Tangermünde: Blumen für die Promenade?

+
Aus Wynands’ Sicht ist die Promenade im Sommer zu trostlos. Blumen sollen her. Der Bürgermeister befürchtet, sie könnten Ziel von Vandalismus werden.

Tangermünde. „Wir nennen uns eine Kaiserstadt“, eröffnete Hildegard Wynands (CDU) beim vergangenen Stadtrat einen Kritikpunkt: Man rühme sich des Namens, aber gerade deshalb solle man die Stadt auch entsprechend herrichten. Ihr Augenmerk ist vor allem die Hafenpromenade.

Für sie könnte die deutlich schöner aussehen. Die Stadt befürchtet aber, dass die Pracht, wenn es sie gäbe, schnell wieder dahin sein könnte.

„Die Stadt ist leblos. Wäre es nicht möglich, dort Blumenkästen aufzubauen?“ fragte die Stadträtin. Sie habe es durchgerechnet: Auch mit etwa 20 Kästen mit Blumen käme man auf etwa 700 Euro. Und das, meint sie, solle möglich sein. „Es kann nicht sein, dass die Initiative immer nur von den Bürgern ausgeht.“ Der Bauhof könnte sich darum kümmern – mit Hilfe von Angestellten der Gesellschaft für Arbeitsförderung und Sanierung mit sogenannten „Ein-Euro-Jobbern“.
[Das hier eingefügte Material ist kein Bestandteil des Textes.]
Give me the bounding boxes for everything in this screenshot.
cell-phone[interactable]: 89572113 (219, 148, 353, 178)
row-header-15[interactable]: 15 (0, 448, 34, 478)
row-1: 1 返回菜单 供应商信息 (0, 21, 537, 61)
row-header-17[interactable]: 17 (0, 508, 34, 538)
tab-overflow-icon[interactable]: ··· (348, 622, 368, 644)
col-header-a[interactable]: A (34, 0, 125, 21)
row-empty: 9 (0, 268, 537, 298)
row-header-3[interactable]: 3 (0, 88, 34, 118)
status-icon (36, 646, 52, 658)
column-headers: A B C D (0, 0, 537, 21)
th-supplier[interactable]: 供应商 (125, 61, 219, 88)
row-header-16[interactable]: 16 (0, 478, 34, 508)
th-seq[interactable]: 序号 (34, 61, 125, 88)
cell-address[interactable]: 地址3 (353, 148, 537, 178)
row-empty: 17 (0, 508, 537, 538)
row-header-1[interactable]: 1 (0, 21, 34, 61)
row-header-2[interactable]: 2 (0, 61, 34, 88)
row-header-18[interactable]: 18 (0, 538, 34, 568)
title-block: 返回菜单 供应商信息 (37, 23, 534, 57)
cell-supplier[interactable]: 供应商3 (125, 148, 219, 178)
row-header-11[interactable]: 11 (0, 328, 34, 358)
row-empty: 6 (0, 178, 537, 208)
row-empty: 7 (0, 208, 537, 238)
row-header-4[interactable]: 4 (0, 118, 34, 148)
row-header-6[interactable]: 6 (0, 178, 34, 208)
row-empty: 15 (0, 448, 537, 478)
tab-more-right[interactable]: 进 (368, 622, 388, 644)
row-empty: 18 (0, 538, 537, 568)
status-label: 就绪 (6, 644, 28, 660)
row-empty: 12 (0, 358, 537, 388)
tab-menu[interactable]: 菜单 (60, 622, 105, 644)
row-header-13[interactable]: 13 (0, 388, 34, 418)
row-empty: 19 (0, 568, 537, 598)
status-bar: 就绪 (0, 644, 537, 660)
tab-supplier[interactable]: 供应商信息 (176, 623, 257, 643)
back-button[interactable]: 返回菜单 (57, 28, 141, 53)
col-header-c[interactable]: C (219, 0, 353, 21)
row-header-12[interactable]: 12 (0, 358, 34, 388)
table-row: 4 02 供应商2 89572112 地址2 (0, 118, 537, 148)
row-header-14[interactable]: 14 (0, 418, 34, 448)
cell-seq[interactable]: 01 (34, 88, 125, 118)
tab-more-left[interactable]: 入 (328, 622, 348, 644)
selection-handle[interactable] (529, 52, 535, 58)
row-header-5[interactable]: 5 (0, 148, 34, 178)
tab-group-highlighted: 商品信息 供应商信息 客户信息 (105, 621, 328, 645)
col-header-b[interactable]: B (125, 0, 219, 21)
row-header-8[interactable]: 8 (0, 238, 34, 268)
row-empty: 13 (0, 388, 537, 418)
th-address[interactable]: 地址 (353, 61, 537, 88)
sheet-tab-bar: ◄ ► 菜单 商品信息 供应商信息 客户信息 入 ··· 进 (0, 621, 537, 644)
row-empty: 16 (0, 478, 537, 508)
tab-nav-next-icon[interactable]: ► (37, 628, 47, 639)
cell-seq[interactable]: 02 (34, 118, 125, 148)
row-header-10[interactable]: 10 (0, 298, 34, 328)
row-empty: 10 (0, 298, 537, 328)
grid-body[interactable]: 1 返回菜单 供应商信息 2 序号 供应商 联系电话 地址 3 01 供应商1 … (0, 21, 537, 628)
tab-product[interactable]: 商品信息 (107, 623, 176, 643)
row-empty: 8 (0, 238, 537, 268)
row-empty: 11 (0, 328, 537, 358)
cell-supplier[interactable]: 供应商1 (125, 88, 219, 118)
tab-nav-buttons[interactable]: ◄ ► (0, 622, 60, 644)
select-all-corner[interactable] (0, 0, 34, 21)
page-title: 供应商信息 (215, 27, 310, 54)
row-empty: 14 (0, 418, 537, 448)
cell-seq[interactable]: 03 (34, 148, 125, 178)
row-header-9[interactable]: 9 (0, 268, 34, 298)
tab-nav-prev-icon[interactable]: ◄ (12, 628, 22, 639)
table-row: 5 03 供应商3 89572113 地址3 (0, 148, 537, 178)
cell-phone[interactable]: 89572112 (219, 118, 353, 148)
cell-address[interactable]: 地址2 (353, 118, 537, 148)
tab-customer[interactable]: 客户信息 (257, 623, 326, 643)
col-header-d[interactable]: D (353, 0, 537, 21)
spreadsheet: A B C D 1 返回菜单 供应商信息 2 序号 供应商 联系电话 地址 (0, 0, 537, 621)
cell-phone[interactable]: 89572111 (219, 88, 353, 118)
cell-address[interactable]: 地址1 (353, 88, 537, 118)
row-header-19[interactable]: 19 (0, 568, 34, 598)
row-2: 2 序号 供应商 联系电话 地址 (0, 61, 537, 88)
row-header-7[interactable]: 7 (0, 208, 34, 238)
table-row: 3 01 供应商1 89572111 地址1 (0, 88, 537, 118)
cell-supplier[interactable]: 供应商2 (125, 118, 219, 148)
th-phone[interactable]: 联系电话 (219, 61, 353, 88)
„Ich kann mir das sehr schön vorstellen“, sagte Tangermündes Bürgermeister Jürgen Pyrdok. Aber andere, jüngere Menschen, würden das möglicherweise anders sehen: „Ich hätte Angst vor Vandalismus“, meinte er. Er fragte auch, ob die Pflege der entsprechenden Blumenflächen auf Dauer zu machen sei.

Ganz kam er damit nicht durch: Wynands stellte klar, dass es durchaus Vandalismus geben könne, der aber nicht unbedingt von Jugendlichen kommen müsse – auch ältere würden zerstörerisch sein.